Long-chain polyunsaturated fatty acids are important structural components in cell membrane phospholipid bilayers, with EPA and DHA concentrated in synaptic membranes in the brain and in the retina (Dyall and Michael-Titus, 2008). Variations in the ratio of n-3:n-6 composition may affect membrane fluidity, thickness, or other characteristics, as well as influence how proteins embedded in the membrane move and function (Lauritzen et al., 2001). There is evidence that n-3 fatty acids protect normal mitochondrial function and reduce excitotoxicity (reviewed in Dyall and Michael-Titus, 2008). Human studies (years 1990 and later) addressing the influence of EPA/DHA on resilience or treatment of central nervous system (CNS) injuries or disorders, such as stroke, epilepsy, and subarachnoid hemorrhage, are presented in Table 13-1. Likewise, Table 13-1 also lists animal studies on the effects of EPA/DHA on TBI.
There are various models that explain the transportation of fatty acids through the blood-brain barrier, most of them involving complexes with albumin and circulating lipoproteins. Other models propose that there are no specific transporters that participate in this process (Hamilton and Brunaldi, 2007).

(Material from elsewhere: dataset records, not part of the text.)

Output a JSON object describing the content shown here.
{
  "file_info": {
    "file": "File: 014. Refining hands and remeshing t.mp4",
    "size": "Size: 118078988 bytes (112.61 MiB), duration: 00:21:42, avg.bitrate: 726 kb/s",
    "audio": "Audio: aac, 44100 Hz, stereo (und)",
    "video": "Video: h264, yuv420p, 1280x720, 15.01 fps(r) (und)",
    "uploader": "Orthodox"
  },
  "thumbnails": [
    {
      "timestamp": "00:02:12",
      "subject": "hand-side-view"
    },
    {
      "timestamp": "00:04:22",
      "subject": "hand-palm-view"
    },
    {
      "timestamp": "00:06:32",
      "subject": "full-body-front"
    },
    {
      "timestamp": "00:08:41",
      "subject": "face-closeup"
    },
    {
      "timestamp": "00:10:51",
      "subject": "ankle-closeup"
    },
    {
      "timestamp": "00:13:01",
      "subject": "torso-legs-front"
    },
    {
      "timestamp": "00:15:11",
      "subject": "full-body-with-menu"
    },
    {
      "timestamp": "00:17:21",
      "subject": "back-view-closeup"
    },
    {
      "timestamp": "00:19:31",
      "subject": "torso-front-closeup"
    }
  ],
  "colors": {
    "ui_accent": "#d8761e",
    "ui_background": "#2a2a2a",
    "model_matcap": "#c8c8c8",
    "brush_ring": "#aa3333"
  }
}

There are insufficient data to correlate reduced concentrations of n-3 fatty acids with functional impairments; therefore, no Estimated Average Requirements (EARs) have been established. An Adequate Intake (AI) for alpha-linolenic acid, based on the average daily intake by apparently healthy people that is therefore assumed to be adequate, has been set at 1.6 g/day for adult men and 1.1 g/day for adult women (IOM, 2005). Any intake of EPA and DHA, which normally accounts for about 10 percent of total n-3 fatty acids in the diet, is considered to contribute to the AI for ALA. The most effective way to increase body stores of EPA and DHA is through increased dietary intake of oil from cold-water fish species and from krill.

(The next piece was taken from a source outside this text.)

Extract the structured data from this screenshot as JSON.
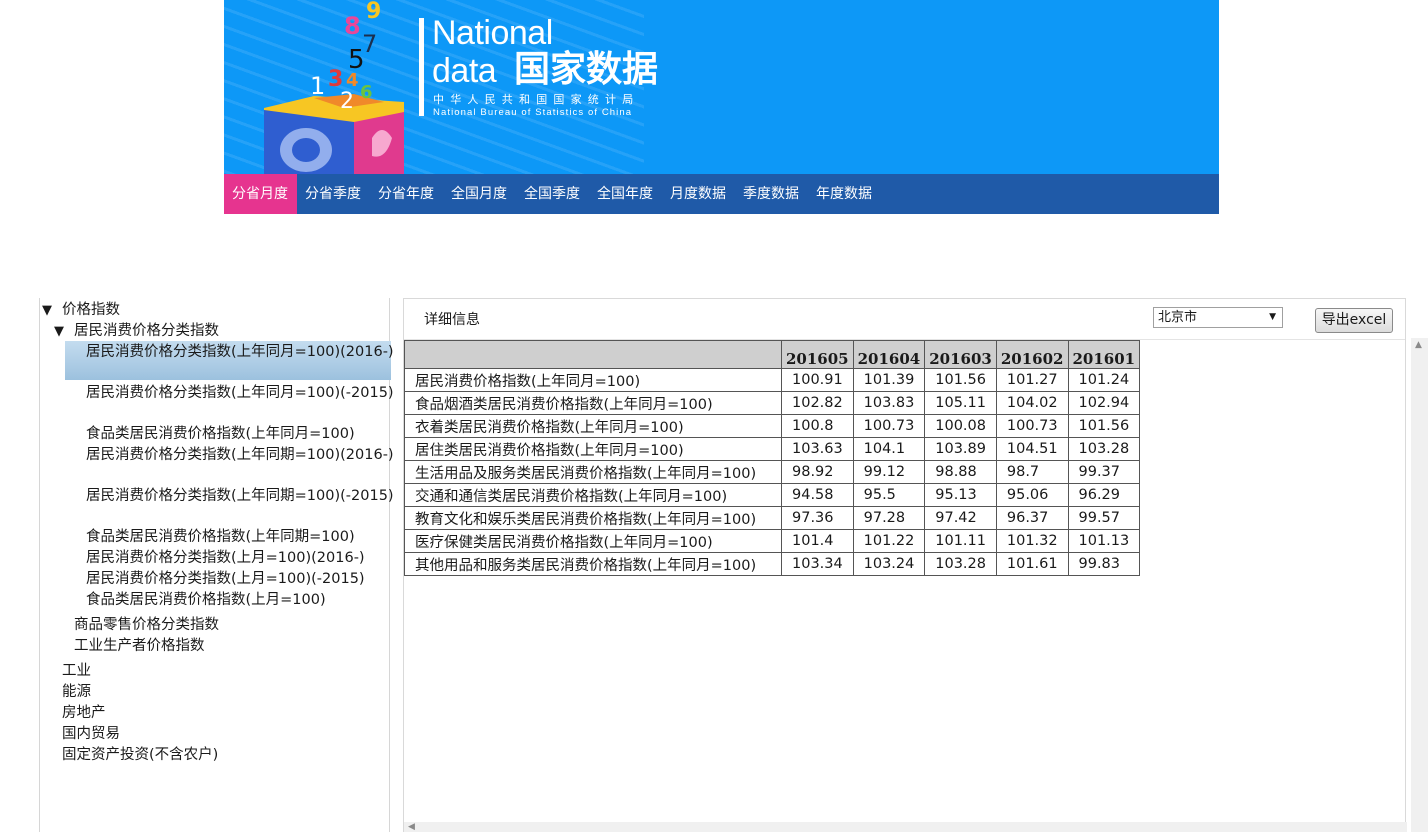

Intake of up to 1 g/day of n-3 fatty acids from dietary fish intake is generally regarded as having very low risk, but higher intakes can increase the risk of gastrointestinal upset as well as increases in blood glucose and concentrations of low-density lipoprotein (LDL) cholesterol (Kris-Etherton et al., 2002). Increased intake of n-3 fatty acids will decrease the synthesis of the eicosanoid thromboxane A2, which promotes platelet aggregation (Kramer et al., 1996). Excessive intake can therefore increase the risk of bleeding, although this was not generally observed in a number of randomized clinical trials of fish-oil supplementation (Huang et al., 2007; Javierre et al., 2006). Environmental contaminants such as mercury and polychlorinated biphenyls can accumulate in certain species of fish, presenting another potential risk. The risk from mercury toxicity can be diminished, however, by avoiding some fish species (e.g., swordfish, mackerel), and ingestion of other contaminants can be diminished by removing the skin and fat from fish before cooking. Alternatively, purified EPA and DHA can be taken in capsule form.
Although increased dietary n-3 fatty acid intake reduces cellular production of ROS, the increased desaturation (double bonds) of these fatty acids increases susceptibility to lipid peroxidation, which may have detrimental effects on specific cellular processes, such as T cell–mediated immune function (Wu and Meydani, 1998). This can be ameliorated, however, by adequate supplementation with the antioxidant vitamin E (Wu and Meydani, 1998).